Art is usually supposed to brighten the life of those who gaze upon it. But in the case of these haunted paintings, art has seriously messed up some futures. These supposedly haunted paintings have been blamed for everything from uncomfortable environments to mass arson.
1. The Hands Resist Him, by Bill Stoneham
“The Hands Resist Him” is perhaps one of the most famous haunted paintings in history. Painted by Bill Stoneham as a way to express his feelings about his adoption, the image shows a terrifying looking doll with black eyes beside a boy who stares directly into the viewer’s eyes. Behind the boy, disembodied hands press up against a glass divider that’s said to represent the barrier between the waking and dream world. The haunted history of the painting dates back to 1974, when it was purchased from an art gallery. Ten years later, the owner of the gallery, the person who bought the painting, and an art critic who had written about it were all dead.
The painting eventually resurfaced on eBay, where its terrified seller claimed the figures in the artwork came to life at night. Some claim that merely viewing the painting causes blackouts and physical illness. The painting has since been acquired by another art gallery and is locked away in the gallery’s storage space.
2. The Anguished Man, by Unknown
Owner Sean Robinson claims this painting, known as "The Anguished Man", has a particularly terrifying backstory. So goes the tale, the anonymous and disturbed painter allegedly stirred his own blood into the paint as he worked on the image. Soon after completing the piece, the artist committed suicide. Strange activity has haunted the “The Anguished Man” ever since—from shadowy figures and distressed pets to the eerie sounds of crying. The longer Robinson left out the painting, the worse the haunting became. He even documented the latest creepy incidents on his YouTube channel. Today, it’s safely locked away, far from any possible victims.
3. The Crying Boy, by Bruno Amadio
Does this tearful portrait catch your eye? Good news: You can actually score yourself a copy of Bruno “Bragolin” Amadio’s crying boy print, or one of its numerous knock-offs. But be careful, prospective buyer: your acquisition may backfire. The curse of “The Crying Boy” dates back to 1985, when an article in British tabloid The Sun told of a South Yorkshire house fire. The homeowner allegedly possessed a copy of the teary-eyed portrait at the time. While the blaze obliterated the home, the weepy print survived. A follow-up story included additional eerie tales about the seemingly cursed portrait. Some owners told of their own house fires, which “The Crying Boy” survived. A few readers even reported attempting to set their painting on fire … only to find out that it wouldn’t burn.

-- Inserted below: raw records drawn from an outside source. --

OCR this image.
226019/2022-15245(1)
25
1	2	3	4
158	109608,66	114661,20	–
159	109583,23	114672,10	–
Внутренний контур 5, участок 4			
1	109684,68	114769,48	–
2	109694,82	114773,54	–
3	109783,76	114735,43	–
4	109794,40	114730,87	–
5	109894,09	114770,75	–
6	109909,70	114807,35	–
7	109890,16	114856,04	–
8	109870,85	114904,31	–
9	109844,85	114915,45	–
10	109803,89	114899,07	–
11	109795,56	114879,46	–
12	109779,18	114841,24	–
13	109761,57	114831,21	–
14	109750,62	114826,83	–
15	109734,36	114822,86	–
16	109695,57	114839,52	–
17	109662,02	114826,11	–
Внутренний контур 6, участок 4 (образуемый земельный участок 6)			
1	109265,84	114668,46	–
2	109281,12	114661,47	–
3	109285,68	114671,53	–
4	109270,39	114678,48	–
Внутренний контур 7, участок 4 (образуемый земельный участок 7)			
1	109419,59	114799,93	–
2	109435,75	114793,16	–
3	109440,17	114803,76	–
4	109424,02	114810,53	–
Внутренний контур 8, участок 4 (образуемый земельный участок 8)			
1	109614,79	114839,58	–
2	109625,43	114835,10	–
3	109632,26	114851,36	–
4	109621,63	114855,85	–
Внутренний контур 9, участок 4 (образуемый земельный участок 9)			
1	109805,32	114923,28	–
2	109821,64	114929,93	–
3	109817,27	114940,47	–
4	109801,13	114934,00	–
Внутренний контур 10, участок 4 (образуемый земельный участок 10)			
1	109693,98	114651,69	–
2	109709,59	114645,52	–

4. Portrait of Samantha King, by Richard King
This deceptively cheery painting by Richard King hangs in Austin, Texas’ Driskill Hotel, and carries with it a haunting legend. So goes the tale, the young girl featured in King's painting is Samantha Houston, the daughter of a U.S. Senator who fell to her death while staying at the Driskill. Present-day guests claim that merely gazing upon the painting makes one feel dizzy, as though you, too, are tumbling down a set of stairs. Others claim to have encountered Samantha's ghost in the hotel halls, or say that if you look at the painting long enough, Samantha’s face contorts. As with any good legend, the painting's haunting backstory is a mix of fact and fiction—Willow Smock peered into its history and concluded that King's work is actually a replica of "Love Letters" by Charles Trevor Garland. But tell that to the Driskill guests who stood before this portrait and met the paranormal.
5. The Dead Mother, by Edvard Munch
Edvard Munch is well-known for his dark and moody expressionist paintings like “The Scream”, yet only one of his works is haunted. “The Dead Mother”, painted in honor of Munch’s mother, who died of tuberculosis, is said to bear the remnants of its tragic history. The little girl’s eyes follow viewers as they move around her, and some people hear the sheets from the dead mother’s sheets rustling as they stand near.